Today, President Obama addressed a report from the White House Council on Women and Girls detailing the epidemic of sexual assaults on college campuses (click here to read USA Today article).
EPIDEMIC is the key word. While some people may respond with, “Epidemic is a bit extreme,” research shows 1 in 5 women are sexually assaulted while in college. 20% is an epidemic!!
What if you found out 90% of women who have experienced sexual activity in college were sexually assaulted according to the definition “Sexual assault is sexual contact without consent”?
While speaking on hundreds of college campuses, I have periodically asked the following question of females on campus:
“If we had 100 college females in this room who have experienced sexual activity during college, what PERCENTAGE would say “Yes” to the following question:
Have you had a partner sexually touch you without your consent? If you told the person to stop and the person did, the answer would still be a “Yes” because the sexual contact already occurred without your consent.“
Student say AT LEAST 90% of their friends would say, “YES.” In fact, the most common answer is, “Duh, of course almost every female has experienced that.”
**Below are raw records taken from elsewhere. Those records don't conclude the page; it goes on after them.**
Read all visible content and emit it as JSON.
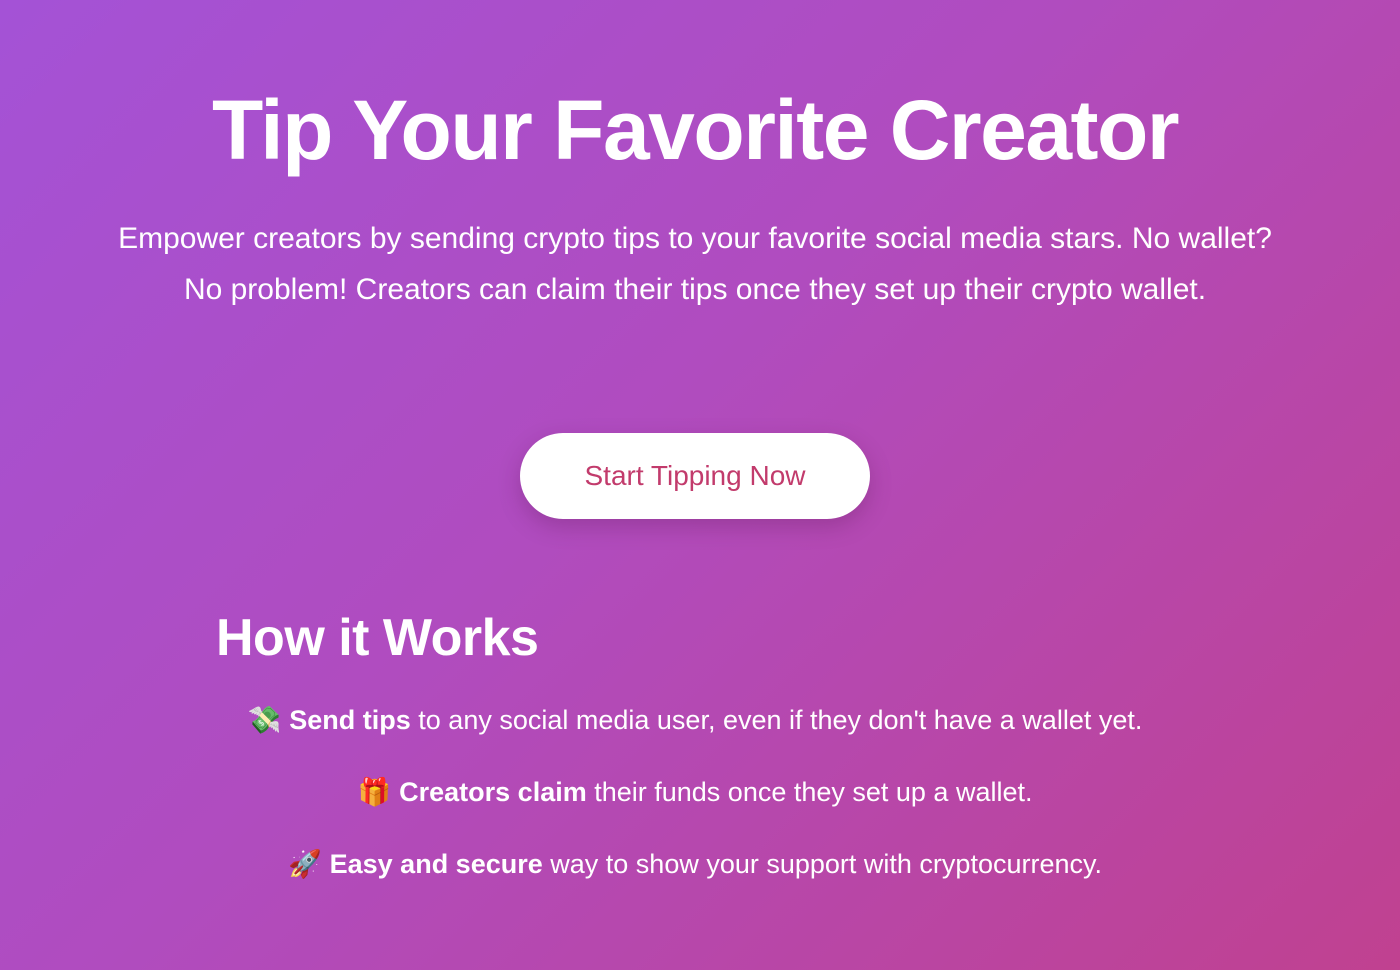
{
  "hero": {
    "title": "Tip Your Favorite Creator",
    "subtitle": "Empower creators by sending crypto tips to your favorite social media stars. No wallet? No problem! Creators can claim their tips once they set up their crypto wallet.",
    "cta_label": "Start Tipping Now"
  },
  "how_it_works": {
    "title": "How it Works",
    "steps": [
      {
        "icon": "money-with-wings-icon",
        "glyph": "💸",
        "bold": "Send tips",
        "text": " to any social media user, even if they don't have a wallet yet."
      },
      {
        "icon": "gift-icon",
        "glyph": "🎁",
        "bold": "Creators claim",
        "text": " their funds once they set up a wallet."
      },
      {
        "icon": "rocket-icon",
        "glyph": "🚀",
        "bold": "Easy and secure",
        "text": " way to show your support with cryptocurrency."
      }
    ]
  },
  "colors": {
    "background_start": "#a452d6",
    "background_end": "#c04190",
    "button_bg": "#ffffff",
    "button_text": "#c23b6c",
    "text": "#ffffff"
  }
}
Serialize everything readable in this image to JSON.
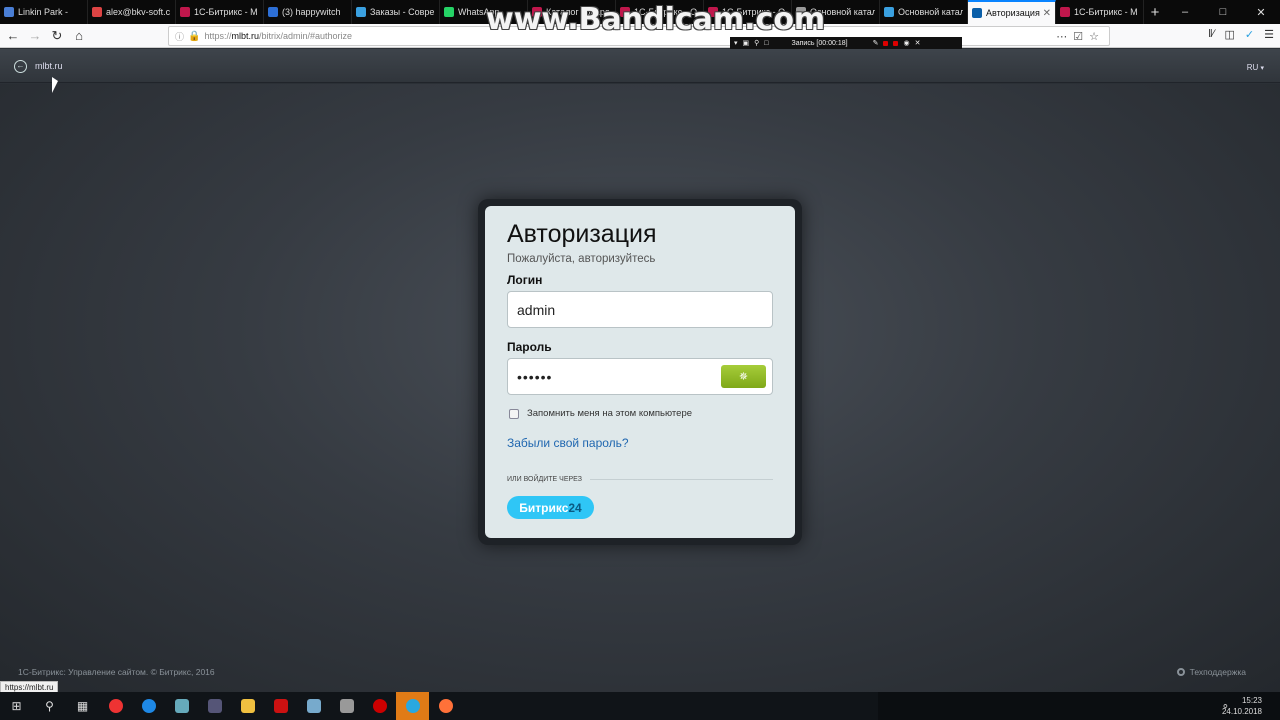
{
  "browser": {
    "tabs": [
      {
        "label": "Linkin Park -",
        "color": "#4a7fd6",
        "active": false
      },
      {
        "label": "alex@bkv-soft.c",
        "color": "#d44",
        "active": false
      },
      {
        "label": "1С-Битрикс - М",
        "color": "#c0174c",
        "active": false
      },
      {
        "label": "(3) happywitch",
        "color": "#2d6fd6",
        "active": false
      },
      {
        "label": "Заказы - Совре",
        "color": "#3aa0e0",
        "active": false
      },
      {
        "label": "WhatsApp",
        "color": "#25d366",
        "active": false
      },
      {
        "label": "Каталог товаро",
        "color": "#c0174c",
        "active": false
      },
      {
        "label": "1С-Битрикс - О",
        "color": "#c0174c",
        "active": false
      },
      {
        "label": "1С-Битрикс - О",
        "color": "#c0174c",
        "active": false
      },
      {
        "label": "Основной катал",
        "color": "#999",
        "active": false
      },
      {
        "label": "Основной катал",
        "color": "#3aa0e0",
        "active": false
      },
      {
        "label": "Авторизация",
        "color": "#0a5ea8",
        "active": true
      },
      {
        "label": "1С-Битрикс - М",
        "color": "#c0174c",
        "active": false
      }
    ],
    "new_tab": "+",
    "url_scheme": "https://",
    "url_host": "mlbt.ru",
    "url_path": "/bitrix/admin/#authorize",
    "status_url": "https://mlbt.ru"
  },
  "overlay": {
    "watermark": "www.Bandicam.com",
    "recording": "Запись [00:00:18]"
  },
  "admin_bar": {
    "site": "mlbt.ru",
    "lang": "RU"
  },
  "login": {
    "title": "Авторизация",
    "subtitle": "Пожалуйста, авторизуйтесь",
    "login_label": "Логин",
    "login_value": "admin",
    "password_label": "Пароль",
    "password_value": "••••••",
    "remember_label": "Запомнить меня на этом компьютере",
    "forgot_label": "Забыли свой пароль?",
    "or_label": "или войдите через",
    "b24_text": "Битрикс",
    "b24_num": "24"
  },
  "footer": {
    "copyright": "1С-Битрикс: Управление сайтом. © Битрикс, 2016",
    "support": "Техподдержка"
  },
  "taskbar": {
    "time": "15:23",
    "date": "24.10.2018"
  }
}
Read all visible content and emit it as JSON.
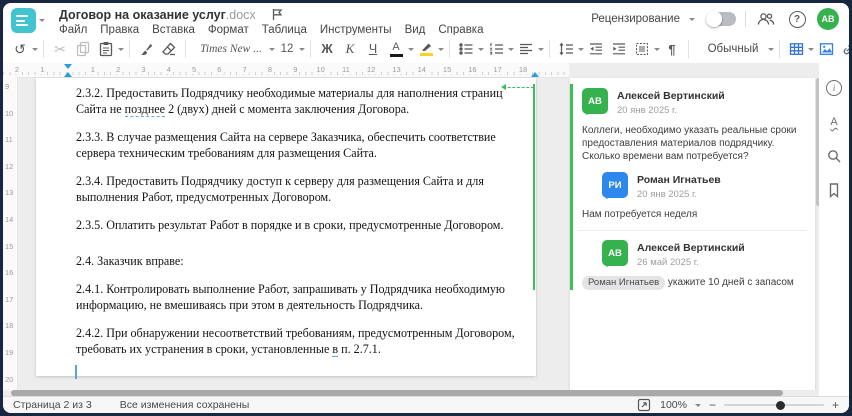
{
  "titlebar": {
    "doc_title": "Договор на оказание услуг",
    "doc_ext": ".docx",
    "review_label": "Рецензирование",
    "avatar_initials": "АВ"
  },
  "menu": {
    "items": [
      "Файл",
      "Правка",
      "Вставка",
      "Формат",
      "Таблица",
      "Инструменты",
      "Вид",
      "Справка"
    ]
  },
  "toolbar": {
    "undo_glyph": "↺",
    "cut_glyph": "✂",
    "font_name": "Times New ...",
    "font_size": "12",
    "bold": "Ж",
    "italic": "К",
    "underline": "Ч",
    "font_color_letter": "А",
    "pilcrow": "¶",
    "style_name": "Обычный",
    "more_glyph": "•••"
  },
  "header_icons": {
    "help_glyph": "?",
    "info_glyph": "i",
    "spellcheck_glyph": "А"
  },
  "ruler": {
    "h": [
      "2",
      "1",
      "",
      "1",
      "2",
      "3",
      "4",
      "5",
      "6",
      "7",
      "8",
      "9",
      "10",
      "11",
      "12",
      "13",
      "14",
      "15",
      "16",
      "17",
      "18"
    ],
    "v": [
      "9",
      "10",
      "11",
      "12",
      "13",
      "14",
      "15",
      "16",
      "17",
      "18",
      "19",
      "20"
    ]
  },
  "document": {
    "p232_a": "2.3.2. Предоставить Подрядчику необходимые материалы для наполнения страниц Сайта не ",
    "p232_marked": "позднее",
    "p232_b": " 2 (двух) дней с момента заключения Договора.",
    "p233": "2.3.3. В случае размещения Сайта на сервере Заказчика, обеспечить соответствие сервера техническим требованиям для размещения Сайта.",
    "p234": "2.3.4. Предоставить Подрядчику доступ к серверу для размещения Сайта и для выполнения Работ, предусмотренных Договором.",
    "p235": "2.3.5. Оплатить результат Работ в порядке и в сроки, предусмотренные Договором.",
    "p24": "2.4. Заказчик вправе:",
    "p241": "2.4.1. Контролировать выполнение Работ, запрашивать у Подрядчика необходимую информацию, не вмешиваясь при этом в деятельность Подрядчика.",
    "p242_a": "2.4.2. При обнаружении несоответствий требованиям, предусмотренным Договором, требовать их устранения в сроки, установленные ",
    "p242_marked": "в",
    "p242_b": " п. 2.7.1."
  },
  "comments": {
    "c1": {
      "initials": "АВ",
      "name": "Алексей Вертинский",
      "date": "20 янв 2025 г.",
      "text": "Коллеги, необходимо указать реальные сроки предоставления материалов подрядчику. Сколько времени вам потребуется?"
    },
    "c2": {
      "initials": "РИ",
      "name": "Роман Игнатьев",
      "date": "20 янв 2025 г.",
      "text": "Нам потребуется неделя"
    },
    "c3": {
      "initials": "АВ",
      "name": "Алексей Вертинский",
      "date": "26 май 2025 г.",
      "mention": "Роман Игнатьев",
      "text": " укажите 10 дней с запасом"
    }
  },
  "statusbar": {
    "page_info": "Страница 2 из 3",
    "saved_status": "Все изменения сохранены",
    "zoom_value": "100%"
  },
  "colors": {
    "accent_teal": "#41c4d0",
    "avatar_green": "#35b14e",
    "avatar_blue": "#2e87ec",
    "review_green": "#3cbd5e",
    "toolbar_blue": "#3474c9"
  }
}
While we acknowledge my asking the above question to student audiences is not of the same scientific validity of scholarly research, the fact that the answer is so high and considered “Common Sense Knowledge” should wake everyone up to how ingrained in our society the epidemic of sexual assault is.
While the report from the White House Council on Women and Girls mainly focuses on female survivors, please know that sexual assault happens to all genders.
The report from the White House Council on Women and Girls states:
“Sexual assault is pervasive because our culture still allows it to persist,” the report says. “According to the experts, violence prevention can’t just focus on the perpetrators and the survivors. It has to involve everyone.”
The biggest cultural aspect of sexual assault NOT being focused on in the media coverage of this epidemic is CONSENT: requesting and receiving consent.
As college students share with us from around the country, most people only think of consent when they hear a “No” and do NOT think they need to actually request consent first. “No” puts the onus on the survivor instead of the person engaging in the sexual activity – the perpetrator.
Example: If Jordan sexually touches Taylor, first Jordan should request and receive consent to do so. Just because Jordan may believe Taylor wants the sexual contact, Jordan cannot absolutely know without asking first.
Part of the solution for this epidemic is to teach everyone realistic, romantic “How To” skill sets for ASKING FIRST & Honoring the Answer. Plus, teach “WHY” each person should care enough to take the right actions – beyond “because its against the law.”
What is the WHY? Every person DESERVES for each sexual experience to be consensual (wanted, free given, between 2 partners of legal age who are of sound mind).
When you believe everyone deserves a CHOICE before someone engages in sexual activity with his/her body, you are more likely to INTERVENE when you see someone not honoring that basic right.